10 – Finally, I found that when we do when you do it, right, when you do all these things right, it makes your LPs happy, which is obviously incredibly important in the long term if you’re trying to build a private equity firm that’s going to sustain through multiple funds.
Moneyball for PE/VC
One of the analogies I like to make is to Moneyball. Historically, baseball had been driven by scouts, who I would draw an analogy to, are very similar to a lot of traditional investment managers, who can look at a player and determine if he is a great player or a dud. Non-traditional metrics, such as on-base percentage and slugging percentage, started being analyzed and a whole new area of statistics (sabermetrics) arose to evaluate players.
This is a discipline that can be applied to private equity, the concept of using analytics to challenge a lot of traditional non-analytical tools and methods that are used by investment professionals is something that is long overdue in the industry.
One of the things that I’m a big fan of is looking at metrics that are correlated with investment success. So it’s linking individual company performance data with investment data. The linkage of the two is where you see the improved returns. We have different correlations that we are constantly running by geography, by sector, by investment professional.
Some observations over multiple firms and multiple funds include:
Revenue size: There’s no correlation between revenue size in returns.
Revenue Growth is moderately correlated to faster-growing companies, in general, there is some statistical correlation with better returns.
Rate of Change of Revenue Growth is highly correlated with positive investment outcomes.
On the bottom line, there’s no real correlation with Margin, some correlation with EBITDA Growth, but a real strong correlation between the Rate of Change of Margin.
Entry Multiples aren’t strongly correlated with investment returns.
Exit Multiples have some correlation. If we are able to realize an above-average Exit Multiple, that was moderately correlated with good returns.
Vintage Year, as you would expect has some correlation because of their cycles. If you are buying on the downturn in a cycle, it tends to be a much stronger year.
Sector and Geography do not have much correlation.
Performance versus Plan. Hitting your numbers is unsurprisingly correlated with investment success. This is one of the lessons I really try to drive home to investment professionals. Private equity is a pretty simple business, all you have to do is derive a plan and hit the plan.

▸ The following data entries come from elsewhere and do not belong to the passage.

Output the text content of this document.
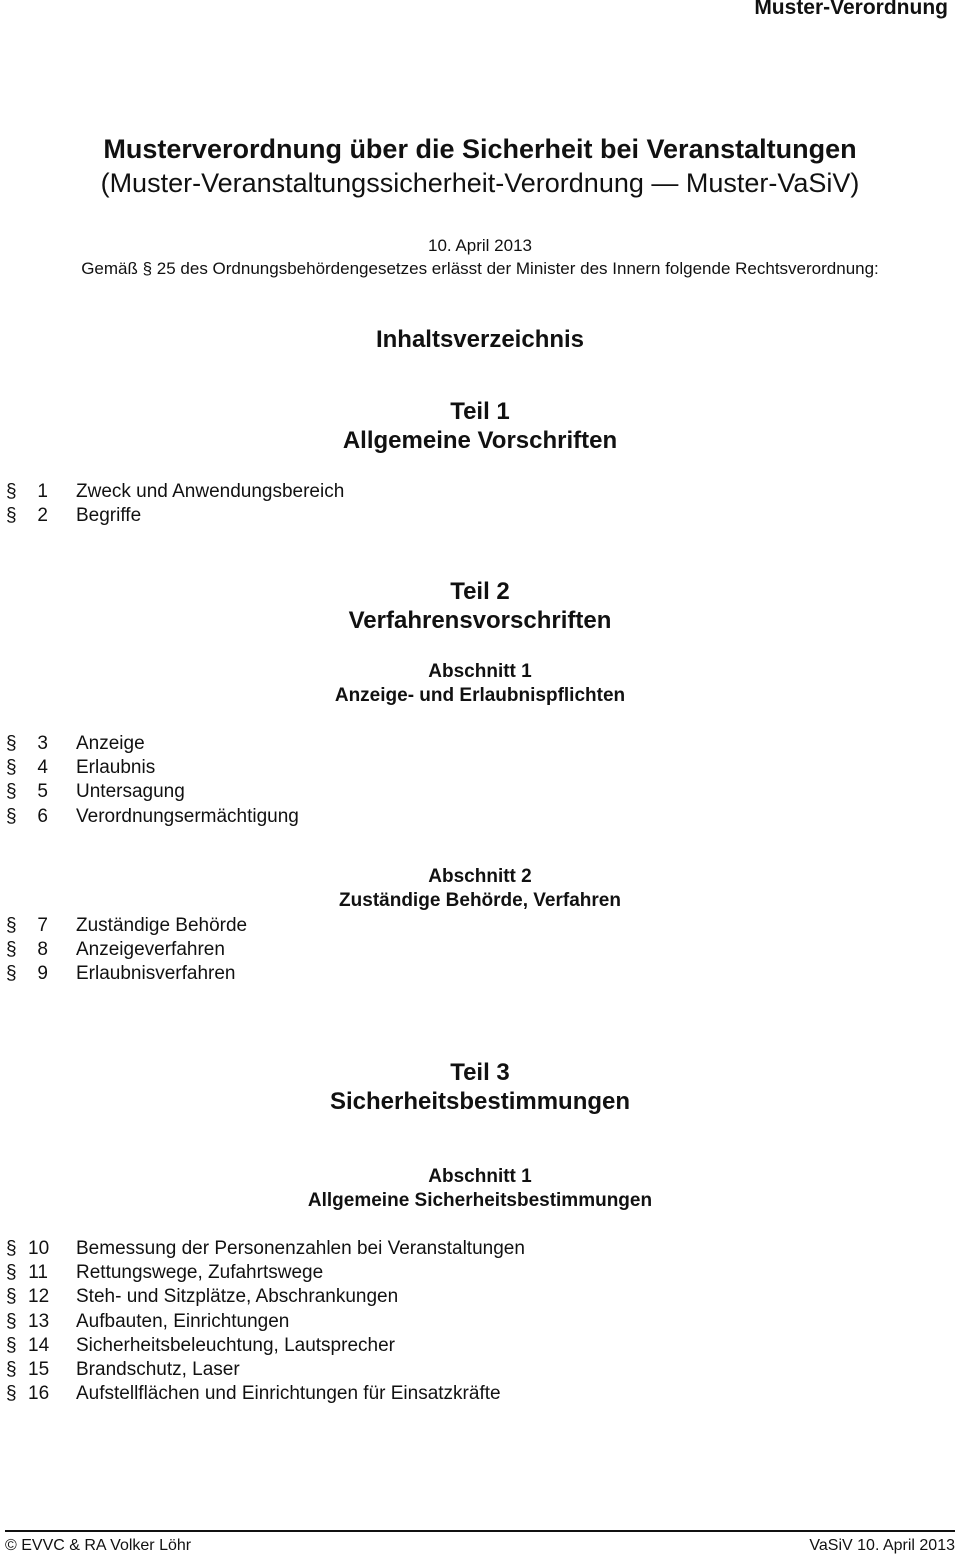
Muster-Verordnung
Musterverordnung über die Sicherheit bei Veranstaltungen
(Muster-Veranstaltungssicherheit-Verordnung — Muster-VaSiV)
10. April 2013
Gemäß § 25 des Ordnungsbehördengesetzes erlässt der Minister des Innern folgende Rechtsverordnung:
Inhaltsverzeichnis
Teil 1
Allgemeine Vorschriften
§	1 Zweck und Anwendungsbereich
§	2 Begriffe
Teil 2
Verfahrensvorschriften
Abschnitt 1
Anzeige- und Erlaubnispflichten
§	3 Anzeige
§	4 Erlaubnis
§	5 Untersagung
§	6 Verordnungsermächtigung
Abschnitt 2
Zuständige Behörde, Verfahren
§	7 Zuständige Behörde
§	8 Anzeigeverfahren
§	9 Erlaubnisverfahren
Teil 3
Sicherheitsbestimmungen
Abschnitt 1
Allgemeine Sicherheitsbestimmungen
§ 10 Bemessung der Personenzahlen bei Veranstaltungen
§ 11 Rettungswege, Zufahrtswege
§ 12 Steh- und Sitzplätze, Abschrankungen
§ 13 Aufbauten, Einrichtungen
§ 14 Sicherheitsbeleuchtung, Lautsprecher
§ 15 Brandschutz, Laser
§ 16 Aufstellflächen und Einrichtungen für Einsatzkräfte
© EVVC & RA Volker Löhr	VaSiV 10. April 2013
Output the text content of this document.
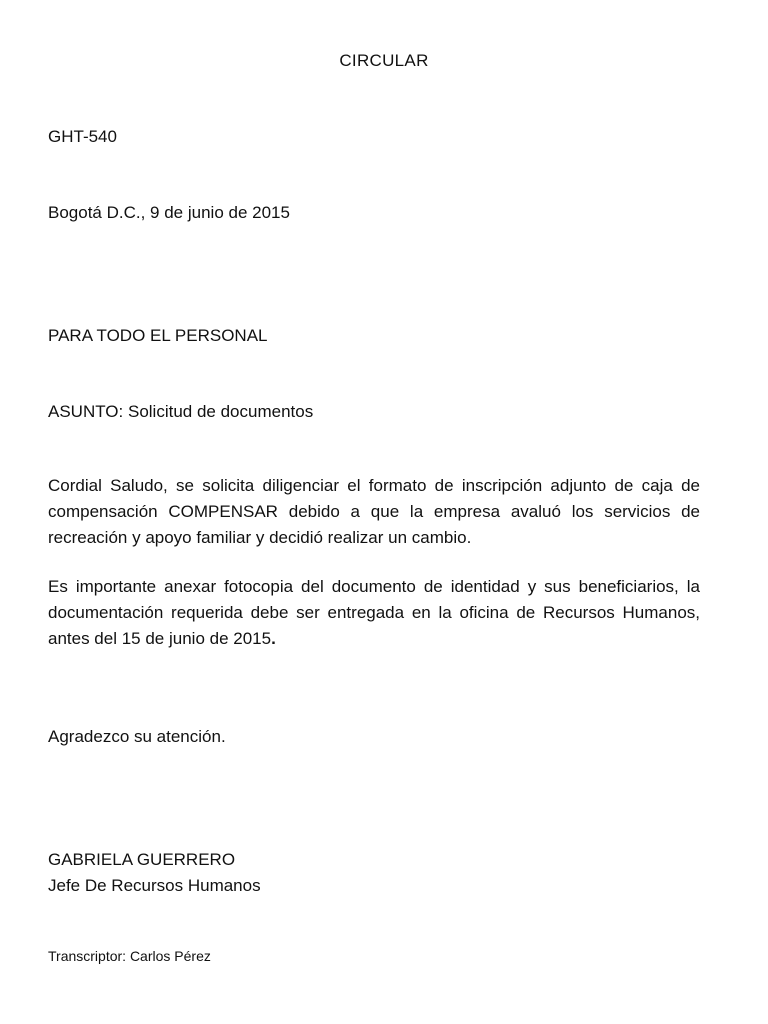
CIRCULAR
GHT-540
Bogotá D.C., 9 de junio de 2015
PARA TODO EL PERSONAL
ASUNTO: Solicitud de documentos
Cordial Saludo, se solicita diligenciar el formato de inscripción adjunto de caja de compensación COMPENSAR debido a que la empresa avaluó los servicios de recreación y apoyo familiar y decidió realizar un cambio.
Es importante anexar fotocopia del documento de identidad y sus beneficiarios, la documentación requerida debe ser entregada en la oficina de Recursos Humanos, antes del 15 de junio de 2015.
Agradezco su atención.
GABRIELA GUERRERO
Jefe De Recursos Humanos
Transcriptor: Carlos Pérez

When you do that, usually good things happen.
Using Portfolio Data to Make Better Decisions
What questions can LPs ask GPs to evaluate their portfolio management systems?
Portfolio Management Best Practices & Red Flags
Summary
Returns can be improved through better decision-making.
A key factor in any portfolio management system is the combination of analytics (to identify biases and trends) and strong governance (to impact change).
LPs should consider a more rigorous evaluation of each manager’s portfolio management capabilities.